だが、カエルス公爵は、まだ終わっていなかった。
「……陛下がそこまで仰るなら、認めましょう」
彼は、面目を潰されたはずなのに、表情一つ変えずに恭しく頭を下げた。
「ですが、調査の客観性と公平性を保つため、一つ提案がございます。我がカエルス公爵家からも、調査団の『監視役』を一名、派遣したく存じます」
「……監視役、だと?」
「ええ。孫娘が二度と『ストレスによる幻聴』に惑わされぬよう、適切な監督が必要かと」
わざとらしく強調された『孫娘』という言葉に、母上が不快げに眉をひそめたのが見えた。
(嘘だ……!)
私の『瞳』には、彼の言葉の裏に渦巻く、昏い執念が視えた。これは、私に首輪をつけるための、合法的な手段だ。

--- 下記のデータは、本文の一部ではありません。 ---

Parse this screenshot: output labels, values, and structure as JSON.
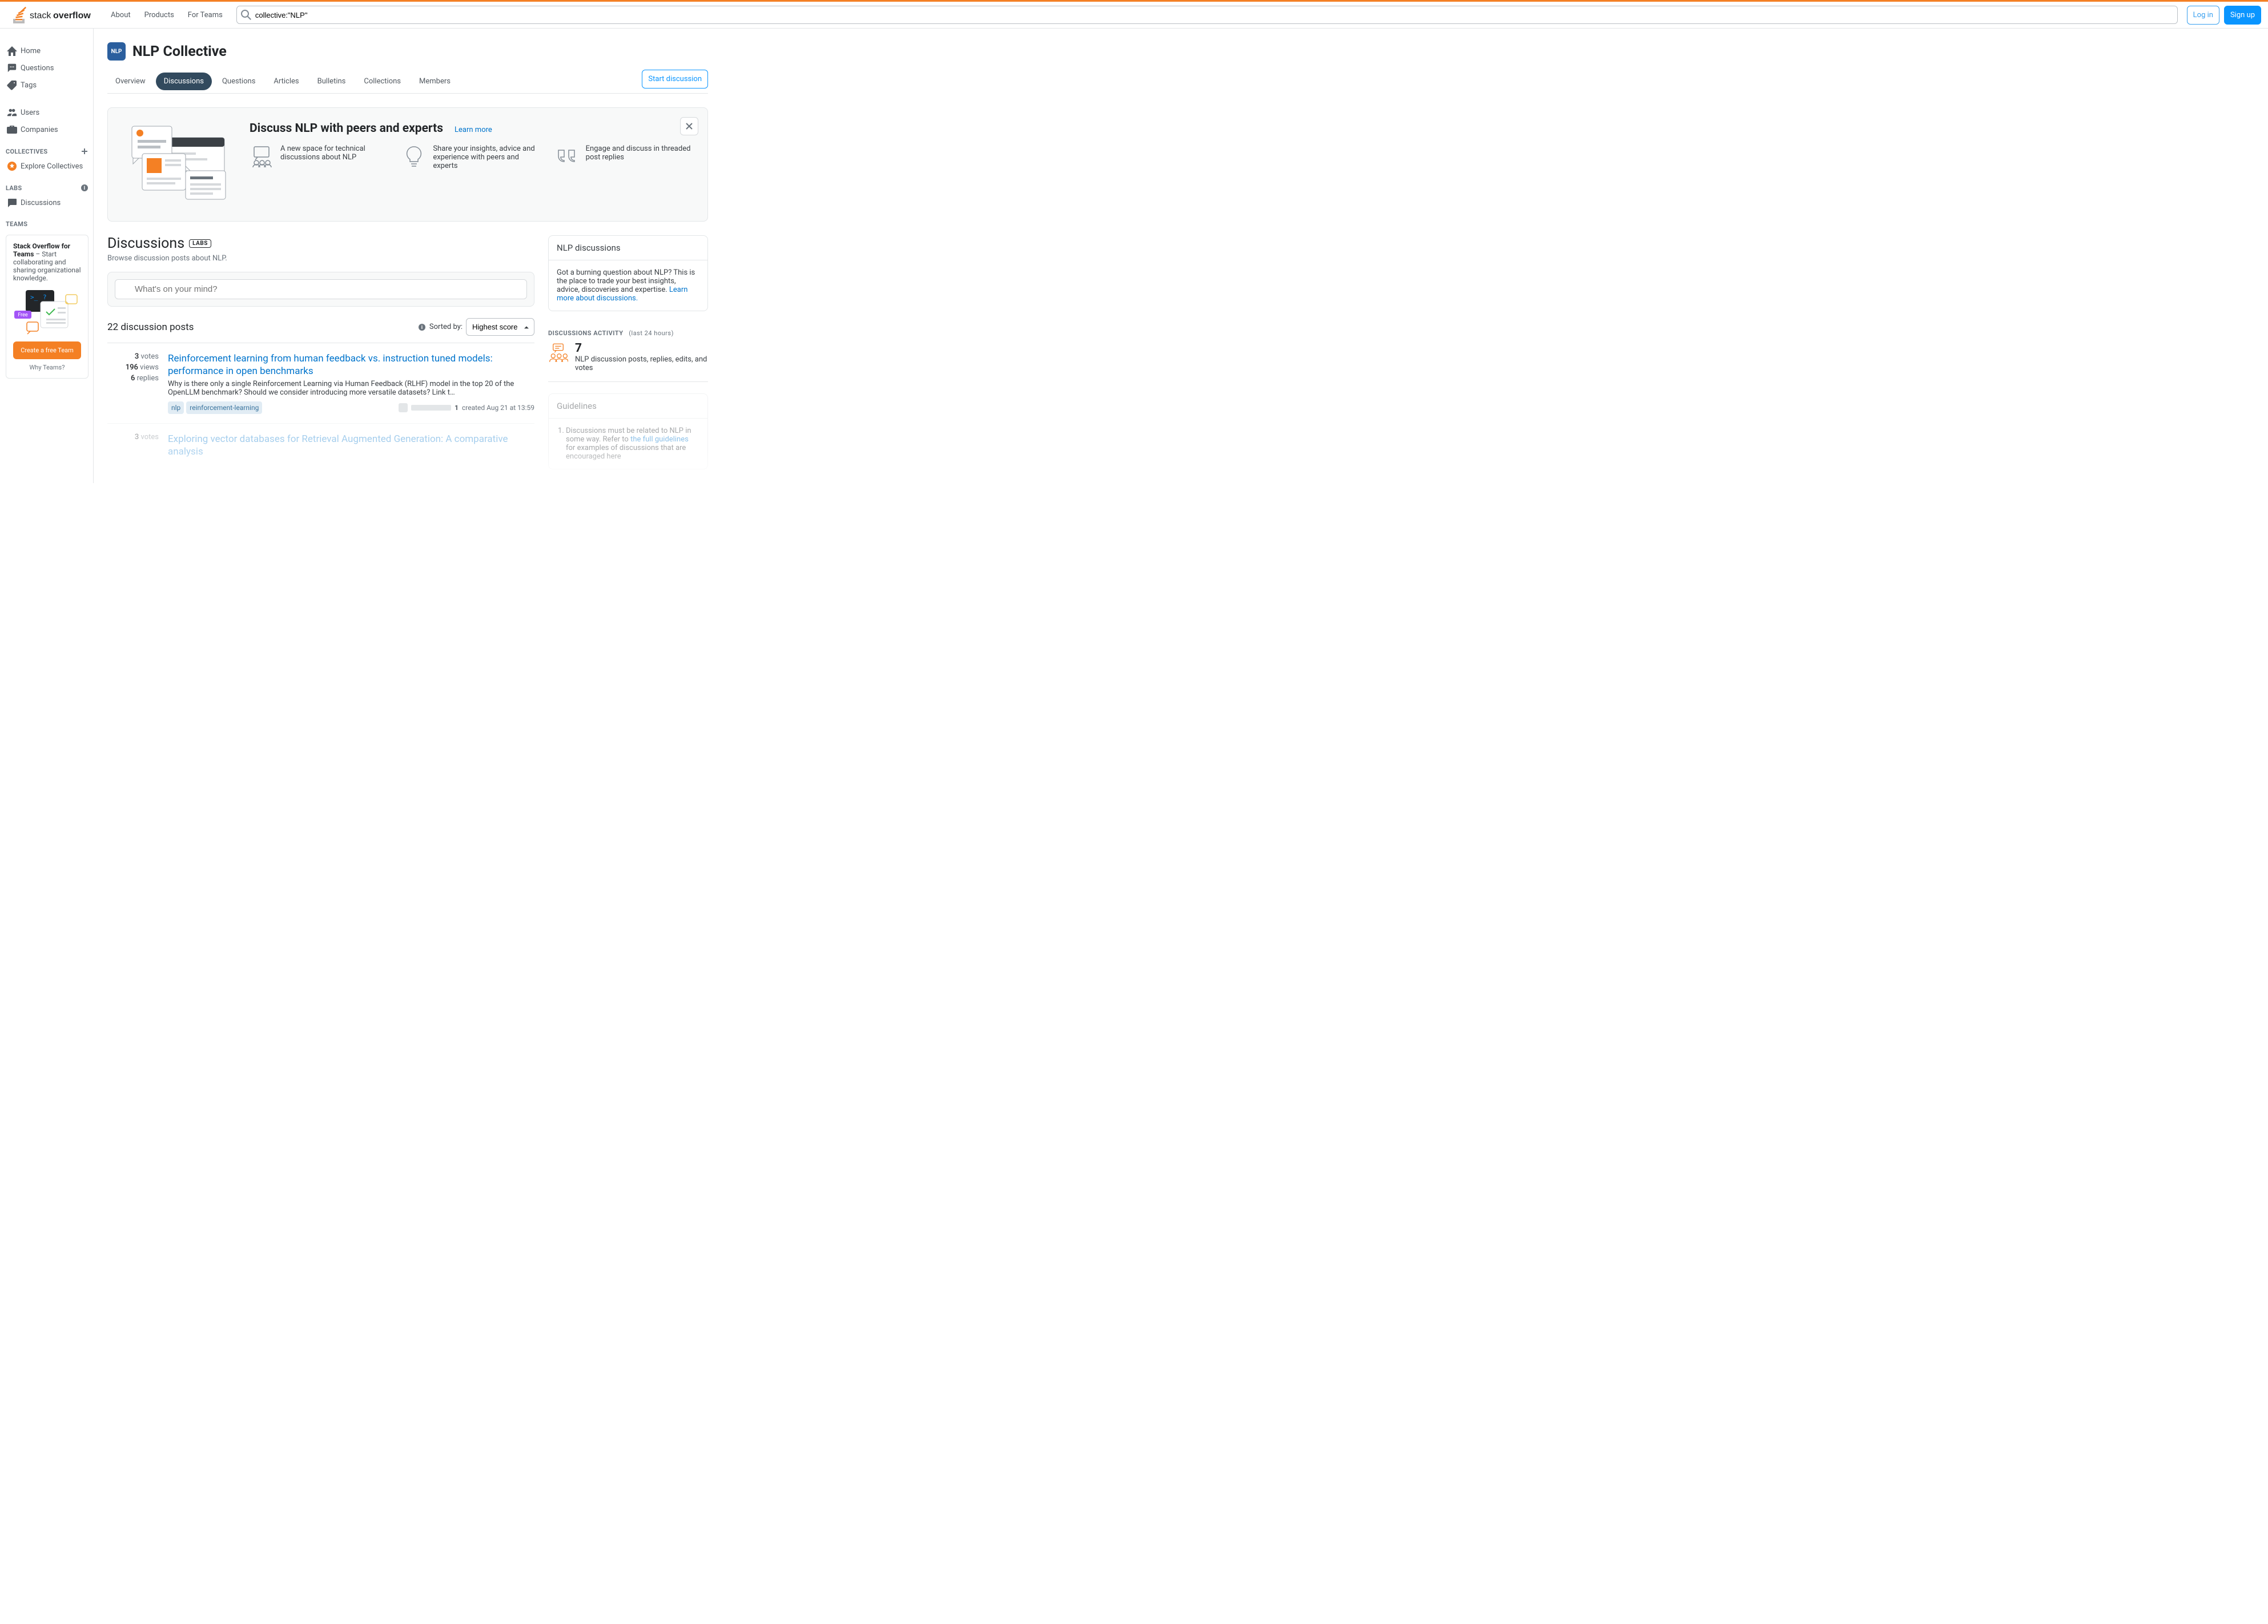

貴族派の者たちが「なるほど、公平性は重要だ」と同調し始め、断りにくい空気が作られる。
しかし、オリオン陛下はニヤリと笑った。
「いいだろう。公平性は重要だ。……ならば、私からも直属の『調査員』を一名、派遣することにしよう。文句はあるまい?」
「……ッ!」
カエルス公爵の眉が、初めてピクリと動いた。意表を突かれたのだ。魔導王直属の人間が来るとなれば、彼の手の者が好き勝手することはできない。
「……御意に」
ヴァレリウスは、渋々といった様子で承諾するしかなかった。
こうして、波乱の謁見は終了した。
私たちは、報告を受理させるという最大の目的を達成した。けれど同時に、「貴族派の監視役」という厄介な爆弾を抱え込むことにもなったのだ。

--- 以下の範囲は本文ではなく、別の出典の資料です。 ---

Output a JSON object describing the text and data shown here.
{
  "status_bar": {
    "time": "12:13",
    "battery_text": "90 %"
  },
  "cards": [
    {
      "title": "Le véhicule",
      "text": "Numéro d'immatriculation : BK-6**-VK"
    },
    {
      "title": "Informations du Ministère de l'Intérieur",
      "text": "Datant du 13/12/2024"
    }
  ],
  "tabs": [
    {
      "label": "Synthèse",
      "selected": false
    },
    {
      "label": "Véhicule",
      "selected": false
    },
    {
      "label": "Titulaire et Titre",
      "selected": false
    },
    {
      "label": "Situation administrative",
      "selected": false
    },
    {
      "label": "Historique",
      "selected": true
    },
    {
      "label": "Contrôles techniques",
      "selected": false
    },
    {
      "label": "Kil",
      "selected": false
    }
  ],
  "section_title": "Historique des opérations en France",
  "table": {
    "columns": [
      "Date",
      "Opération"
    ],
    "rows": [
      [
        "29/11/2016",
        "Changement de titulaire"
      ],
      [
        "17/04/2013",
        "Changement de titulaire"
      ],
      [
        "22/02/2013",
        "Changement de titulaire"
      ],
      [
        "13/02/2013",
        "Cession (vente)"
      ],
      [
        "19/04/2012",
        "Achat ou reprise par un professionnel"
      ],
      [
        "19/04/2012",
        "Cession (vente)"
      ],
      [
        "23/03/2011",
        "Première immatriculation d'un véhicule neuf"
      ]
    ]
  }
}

退出際、オリオン陛下が私の横を通り過ぎざまに、小声で囁いた。
「君の知性が、道を拓いたのだ。自信を持ちなさい。……学園で待っているよ」
王宮からの帰り道。馬車の中は、安堵と新たな緊張感に包まれていた。
「カエルス公爵……タダでは転ばぬか」
父上が悔しそうに呟く。
「ええ。派遣されてくる『監視役』……十中八九、ロクな人物ではありませんわね。ですが、陛下の『調査員』も来ます。拮抗状態、といったところかしら」
母上も険しい顔で今後の対策を考えている。
私は、窓の外を流れる王都の景色を見つめた。
私の言葉は、届いた。常識の壁を越えて、信頼してくれた人がいた。それはとても嬉しい。
でも、これで終わりじゃない。むしろ、ここからが本当の始まりなのだ。
(これから領地にやってくる、二人の使者……。監視役と、調査員……いったい、どんな人が来るんだろう)
私は、まだ見ぬ「二人の使者」の到来を予感し、ギュッと拳を握りしめた。